Oh my God, I’m fucking a giant breast
, he thinks, just before he comes, in the moment that is like falling, when Heaven and Earth seem to fit together.

Chapter Nineteen ~ Usefulness

The zebra keeper is in his rented kitchen, lying on the ridged, prickly carpet near the fridge. The carpet is tough-wearing and of indeterminate colour, chosen by the landlord to withstand the enthusiasms of sloppy young men with an aversion to vacuuming. The zebra keeper is lying on the patch where the spilled food collects on its journey to and from the table.

The zebra keeper’s name is James. He remembers this almost as soon as he wakes up. His left arm is slightly numb where he has been lying on it. His underpants have hitched themselves a little way into the cleft between his buttocks, which he now remedies with his good hand.

James’s flatmate, Robert, another animal keeper and his best friend, walks bare-footed into the kitchen from his bedroom. He is also wearing the clothes he wore last night. He knocks James’s head lightly as he opens the fridge door to find a beer. ‘Man, that party was really kicking last night.’

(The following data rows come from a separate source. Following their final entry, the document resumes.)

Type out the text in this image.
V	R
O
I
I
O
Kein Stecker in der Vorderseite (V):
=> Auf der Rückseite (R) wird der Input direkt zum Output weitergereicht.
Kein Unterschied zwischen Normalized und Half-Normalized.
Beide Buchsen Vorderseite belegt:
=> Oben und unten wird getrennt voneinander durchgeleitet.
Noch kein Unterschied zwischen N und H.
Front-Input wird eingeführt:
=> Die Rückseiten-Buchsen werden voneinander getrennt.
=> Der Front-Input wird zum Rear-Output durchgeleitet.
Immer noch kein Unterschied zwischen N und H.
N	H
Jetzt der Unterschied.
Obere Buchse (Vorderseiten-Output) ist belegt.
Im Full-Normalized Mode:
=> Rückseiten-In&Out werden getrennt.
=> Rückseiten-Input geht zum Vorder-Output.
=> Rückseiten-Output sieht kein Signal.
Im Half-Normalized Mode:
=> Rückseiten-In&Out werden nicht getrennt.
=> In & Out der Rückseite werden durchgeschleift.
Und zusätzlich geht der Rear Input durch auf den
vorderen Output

James is sitting up, shaking his left hand vigorously and patting his discarded jacket with his right, trying to locate his cigarettes. ‘Yeah,’ he agrees. He begins to laugh. ‘Every time I looked at the old lady, she seemed to be morphing into one of her animals.’

‘She was necking the punch down.’

‘So was everyone. I was tripping off my face but they were just tottering around, making small talk like nothing was happening.’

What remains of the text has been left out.